Twelve patients (15 eyes) met inclusion criteria. Vision loss was usually monocular at outset, but both optic nerves were eventually involved in 3 (25%) patients. Although usually sudden in onset, vision loss often declined slowly over many months, frequently to finger counting, or worse without recovery. An afferent pupillary defect was always present at the time of presentation.
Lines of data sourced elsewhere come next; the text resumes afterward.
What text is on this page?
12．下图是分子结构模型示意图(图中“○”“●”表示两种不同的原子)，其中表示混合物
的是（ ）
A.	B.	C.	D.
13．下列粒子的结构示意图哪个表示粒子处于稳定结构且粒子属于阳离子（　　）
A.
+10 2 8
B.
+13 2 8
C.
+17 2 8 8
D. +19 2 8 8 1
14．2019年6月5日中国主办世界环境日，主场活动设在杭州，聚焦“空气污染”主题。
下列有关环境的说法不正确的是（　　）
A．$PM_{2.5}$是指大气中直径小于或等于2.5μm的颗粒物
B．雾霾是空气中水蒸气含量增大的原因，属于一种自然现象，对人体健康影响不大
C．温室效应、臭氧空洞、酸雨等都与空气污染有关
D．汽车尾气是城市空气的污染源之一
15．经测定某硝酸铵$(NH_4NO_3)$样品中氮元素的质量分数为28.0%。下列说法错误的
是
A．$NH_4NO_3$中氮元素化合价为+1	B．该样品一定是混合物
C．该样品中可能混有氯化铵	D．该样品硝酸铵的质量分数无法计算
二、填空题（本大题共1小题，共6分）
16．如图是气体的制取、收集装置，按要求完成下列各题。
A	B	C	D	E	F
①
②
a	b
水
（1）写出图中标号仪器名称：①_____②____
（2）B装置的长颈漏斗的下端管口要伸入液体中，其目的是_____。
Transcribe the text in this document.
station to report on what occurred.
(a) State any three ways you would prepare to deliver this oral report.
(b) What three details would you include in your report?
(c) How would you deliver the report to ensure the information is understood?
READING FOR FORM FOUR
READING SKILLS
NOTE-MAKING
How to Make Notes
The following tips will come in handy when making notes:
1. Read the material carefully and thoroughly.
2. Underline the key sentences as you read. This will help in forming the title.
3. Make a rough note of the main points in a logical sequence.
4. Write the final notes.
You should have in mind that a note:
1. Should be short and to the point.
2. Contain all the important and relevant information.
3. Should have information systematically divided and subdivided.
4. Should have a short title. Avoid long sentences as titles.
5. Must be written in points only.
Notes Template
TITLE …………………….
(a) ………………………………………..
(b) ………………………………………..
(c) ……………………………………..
Most affected optic discs were pale at the time of first visual symptoms, indicating that subclinical optic nerve damage had been present for several weeks. The latency from completion of radiation to onset of vision loss ranged from 7 to 48 months (average: 18 months). In 2 patients, radiation was delivered to the whole brain, rather than being limited to the anterior visual pathway. MRI typically displayed a discrete region of enhancement of the affected prechiasmatic optic nerve, often with expansion and high T2 signal in the enhancing segment. In 3 affected eyes, enhancement was apparent on imaging completed 3–6 weeks before the onset of vision loss. In one patient, segmental prechiasmatic enhancement became evident only on repeat MRI completed 7 months after vision loss. The duration of enhancement among 9 eyes with follow-up MRIs was at least 2 months, but in one case, enhancement was still present on a study performed 17 months after treatment.


This study further delineates the profile of RON. Visual loss is often acute, profound, and monocular but may decline slowly after acute onset and later affect both optic nerves. High-resolution MRI of the optic nerves usually will display enhancement of a discrete segment of the intracranial prechiasmatic optic nerve, often with accompanying expansion and T2 hyperintensity. In some cases, these imaging features may precede vision loss. They may be subtle or appear after vision loss. Enhancement lingers for a wide interval, ranging in this study from 2 to at least 17 months. Recognition of these imaging characteristics assists in confirmation of the diagnosis of RON.